Georgia O'Connor

Personal information
- Born: 18 February 2000 Durham, England
- Died: 22 May 2025 (aged 25)
- Weight: Light-middleweight
- Spouse: Adriano Cardinali ​(m. 2025)​

Boxing career
- Stance: Orthodox

Boxing record
- Total fights: 3
- Wins: 3
- Win by KO: 0

Medal record
Women's amateur boxing
Representing England
Youth World Championships
| Silver medal – second place | 2017 Guwahati | Middleweight |
| Bronze medal – third place | 2018 Budapest | Middleweight |
Commonwealth Youth Games
| Gold medal – first place | 2017 Nassau | Middleweight |

= Georgia O'Connor =

English boxer (2000–2025)

Georgia Ann Cardinali (née O'Connor; 18 February 2000 – 22 May 2025) was an English professional boxer who began her career with an undefeated streak after turning professional in 2021. As an amateur, she earned multiple international medals, including gold at the 2017 Commonwealth Youth Games and podium finishes at the Youth World and European Championships.

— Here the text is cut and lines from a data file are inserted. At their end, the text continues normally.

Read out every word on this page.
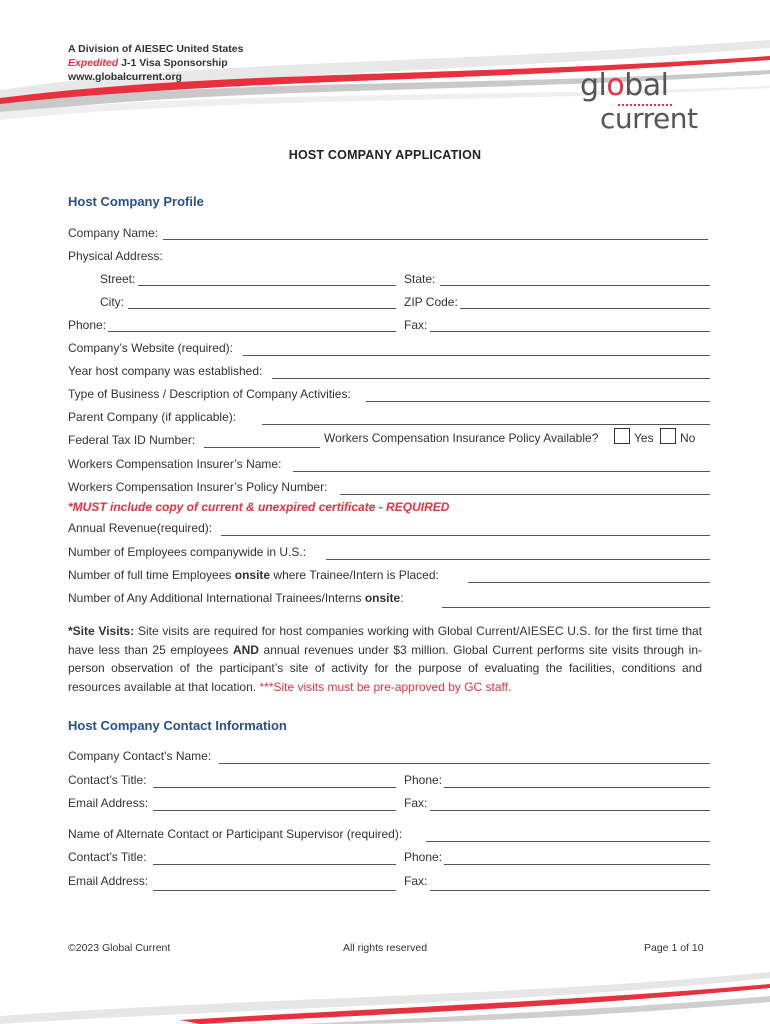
A Division of AIESEC United States
Expedited J-1 Visa Sponsorship
www.globalcurrent.org	global
current
HOST COMPANY APPLICATION
Host Company Profile
Company Name:
Physical Address:
Street:	State:
City:	ZIP Code:
Phone:	Fax:
Company’s Website (required):
Year host company was established:
Type of Business / Description of Company Activities:
Parent Company (if applicable):
Federal Tax ID Number:	Workers Compensation Insurance Policy Available?	Yes No
Workers Compensation Insurer’s Name:
Workers Compensation Insurer’s Policy Number:
*MUST include copy of current & unexpired certificate - REQUIRED
Annual Revenue(required):
Number of Employees companywide in U.S.:
Number of full time Employees onsite where Trainee/Intern is Placed:
Number of Any Additional International Trainees/Interns onsite:
*Site Visits: Site visits are required for host companies working with Global Current/AIESEC U.S. for the first time that have less than 25 employees AND annual revenues under $3 million. Global Current performs site visits through in-person observation of the participant’s site of activity for the purpose of evaluating the facilities, conditions and resources available at that location. ***Site visits must be pre-approved by GC staff.
Host Company Contact Information
Company Contact’s Name:
Contact’s Title:	Phone:
Email Address:	Fax:
Name of Alternate Contact or Participant Supervisor (required):
Contact’s Title:	Phone:
Email Address:	Fax:
©2023 Global Current	All rights reserved	Page 1 of 10
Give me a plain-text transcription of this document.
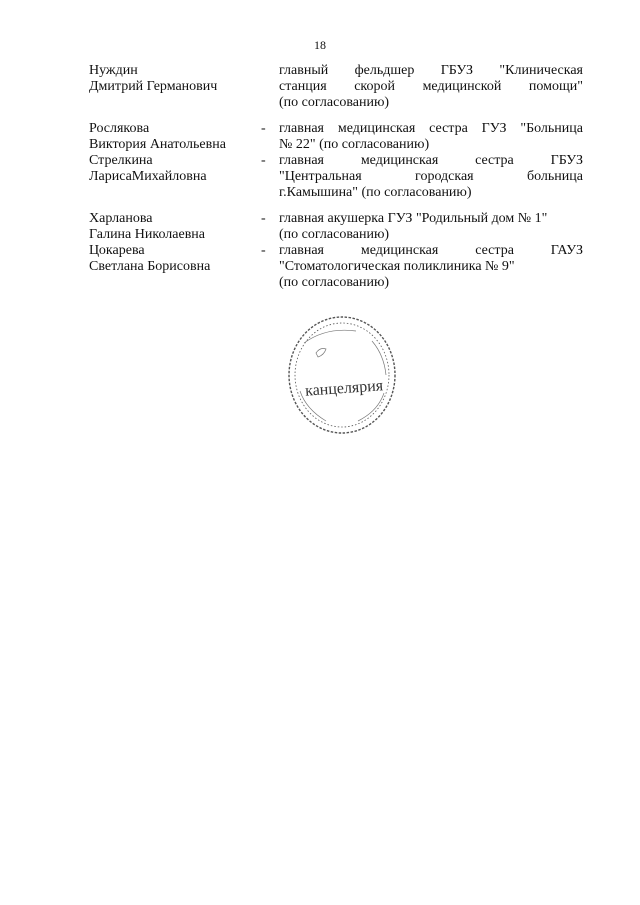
18
Нуждин
Дмитрий Германович
главный фельдшер ГБУЗ "Клиническая
станция скорой медицинской помощи"
(по согласованию)
Рослякова
Виктория Анатольевна
- главная медицинская сестра ГУЗ "Больница
№ 22" (по согласованию)
Стрелкина
ЛарисаМихайловна
- главная медицинская сестра ГБУЗ
"Центральная городская больница
г.Камышина" (по согласованию)
Харланова
Галина Николаевна
- главная акушерка ГУЗ "Родильный дом № 1"
(по согласованию)
Цокарева
Светлана Борисовна
- главная медицинская сестра ГАУЗ
"Стоматологическая поликлиника № 9"
(по согласованию)
канцелярия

== Early life and education ==
O'Connor lived in France for a brief period as a child and was a fluent French speaker. She was a black belt and five time national champion in Taekwondo as well as being undefeated in kickboxing. She studied for a degree in civil engineering and played the guitar and sang in her spare time.

==Amateur career==
As an amateur, she won a gold medal at the 2017 Commonwealth Youth Games, silver at the 2017 Youth World Championships and bronze at the 2018 Youth World Championships. She also reached the quarter-finals at the 2018 European Youth Championships after winning bronze and silver medals as a junior in previous editions of the tournament.

==Professional career==
She turned professional in 2021 and won all three of her fights in the paid ranks.

== Professional boxing record ==

| No. | Result | Record | Opponent | Type | Round, time | Date | Location | Notes |
|---|---|---|---|---|---|---|---|---|
| 3 | Win | 3–0 | Joyce Van Ee | PTS | 4 | 15 Oct 2022 | The O2 Arena, London, England |  |
| 2 | Win | 2–0 | Erica Alvarez | PTS | 6 | 2 Apr 2022 | Newcastle Arena, Newcastle, England |  |
| 1 | Win | 1–0 | Ester Konecna | PTS | 6 | 16 Oct 2021 | Newcastle Arena, Newcastle, England |  |

| 3 fights | 3 wins | 0 losses |
|---|---|---|
| By decision | 3 | 0 |

==Personal life==
O'Connor married Adriano Cardinali on 9 May 2025.

==Death==
O'Connor suffered from ulcerative colitis and primary sclerosing cholangitis, and was diagnosed with cancer in January 2025. She died from cancer on 22 May 2025, at the age of 25. Prior to her cancer diagnosis in January 2025, O'Connor said that "not one doctor took me seriously."